It’s no secret that a large chunk of the public are fed up with their nine-to-fives.
That being said, the rise of digital nomads and freelancers is telling in terms of just how easy it is to make money online and drift away from the traditional office grind. Considering that just about anyone can come up with a money-making blog in mere minutes, it’s incredibly tempting to take the leap into the freelance lifestyle.
However, taking that leap is easier said than done. When traditional work is all you know, it’s difficult to walk away from financial security and added bonuses such as healthcare coverage.
Yet the productivity and happiness of digital nomads is impossible to deny. Whether you’re thinking of taking the leap yourself or simply want to make sure you have everything in order to start your own business online, consider the following four steps as essential to making a smooth transition out of the daily grind.
Have a Nest Egg
The biggest mistake that first-time freelancers and digital nomads make is not having a nest egg. In order to effectively start your own business or work remotely, you simply can’t afford to put yourself in “feast or famine” mode. In other words, don’t put yourself in a position where you’ll be in financial ruin or are forced to work for peanuts to stay afloat.
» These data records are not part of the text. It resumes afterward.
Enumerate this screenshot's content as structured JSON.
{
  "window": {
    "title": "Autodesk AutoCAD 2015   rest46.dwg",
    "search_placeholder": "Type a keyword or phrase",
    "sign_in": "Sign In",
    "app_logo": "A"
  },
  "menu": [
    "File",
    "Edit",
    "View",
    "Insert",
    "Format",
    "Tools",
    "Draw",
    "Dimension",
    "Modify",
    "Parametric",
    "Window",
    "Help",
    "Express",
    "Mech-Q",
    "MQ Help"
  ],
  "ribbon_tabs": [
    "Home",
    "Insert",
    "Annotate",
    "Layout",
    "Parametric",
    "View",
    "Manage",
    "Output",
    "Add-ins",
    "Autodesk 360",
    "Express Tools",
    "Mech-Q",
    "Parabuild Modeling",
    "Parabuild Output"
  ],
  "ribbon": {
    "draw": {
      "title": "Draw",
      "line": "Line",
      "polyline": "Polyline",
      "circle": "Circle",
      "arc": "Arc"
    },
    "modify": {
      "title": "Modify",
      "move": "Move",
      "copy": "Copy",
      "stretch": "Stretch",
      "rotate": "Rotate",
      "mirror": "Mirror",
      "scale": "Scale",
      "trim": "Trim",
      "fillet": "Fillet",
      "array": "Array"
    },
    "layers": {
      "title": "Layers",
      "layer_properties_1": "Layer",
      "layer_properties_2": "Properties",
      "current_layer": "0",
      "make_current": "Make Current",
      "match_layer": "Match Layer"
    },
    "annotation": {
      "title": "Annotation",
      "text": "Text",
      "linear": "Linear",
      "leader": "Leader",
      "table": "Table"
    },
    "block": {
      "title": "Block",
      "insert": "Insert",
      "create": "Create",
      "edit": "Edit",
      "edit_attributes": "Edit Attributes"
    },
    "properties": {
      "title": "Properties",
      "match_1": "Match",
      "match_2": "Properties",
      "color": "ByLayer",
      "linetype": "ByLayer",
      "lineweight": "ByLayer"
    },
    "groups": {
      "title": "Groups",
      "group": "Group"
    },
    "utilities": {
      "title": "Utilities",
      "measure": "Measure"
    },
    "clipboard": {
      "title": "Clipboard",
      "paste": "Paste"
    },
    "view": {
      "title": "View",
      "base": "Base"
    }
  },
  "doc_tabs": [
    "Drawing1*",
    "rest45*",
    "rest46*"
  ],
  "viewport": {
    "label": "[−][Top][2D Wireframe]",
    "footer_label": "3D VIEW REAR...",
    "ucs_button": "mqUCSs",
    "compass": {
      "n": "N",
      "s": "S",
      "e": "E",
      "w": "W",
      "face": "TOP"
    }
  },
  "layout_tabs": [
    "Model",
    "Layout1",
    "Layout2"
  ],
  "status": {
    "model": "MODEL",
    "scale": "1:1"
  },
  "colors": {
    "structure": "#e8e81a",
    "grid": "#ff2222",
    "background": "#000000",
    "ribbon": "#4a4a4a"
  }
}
Hving a nest egg saved up from your current gig will give you peace of mind when it comes to finding opportunities for higher-paying clients instead of settling for the bottom of the barrel. Likewise, you can avoid stressing out if you have a slow week or one of your regular clients ends up going ghost on you. The more you have saved up, the more freedom you allow yourself to grow.
Therefore, don’t leave your current job without having at least a few months’ expenses covered at the bare minimum. Ideally, someone else such as a spouse or family member can help support you as you get started, but certainly don’t rely on such relationships to prop you up for the long-term.
Don’t Burn Your Bridges
While it may be tempting to say “take this job and shove it,” burning your bridges when leaving your current gig is an absolute no-no. After all, you may need a reference from your colleagues down the line. Likewise, such relationships may help you network to find new freelance clients in the future or represent a back-up gig if things go sour.
Find a Mentor
Whether it’s a former colleague or a business mentor online, having someone to help you hash out your ideas and understand where to take your solo venture can help give you peace of mind. Especially when starting out, finding a mentor to provide tidbits of guidance can help you grow your business versus stagnating.
Never Stop Prospecting
Beyond not having a nest egg, another common mistake of freelancers and digital nomads is the belief that one or two clients is enough. For better or worse, freelancers must constantly be prospecting for new work for the following reasons:
- By sticking to only one or two clients, consider how much your income is slashed if one of your current streams of revenue is suddenly cut off
- If you only stick to the same base of clients, it’s more difficult to raise rates for your services for the long-term
- Your skills may stagnate if you don’t work to diversify and evolve your client-base
Being your own boss and adopting the digital nomad lifestyle requires discipline. Thankfully, you can work for yourself granted you understand the realities of freelance work and the nature of such business. While it may not all be fun and games, it’s an incredibly rewarding lifestyle for those willing to take the leap.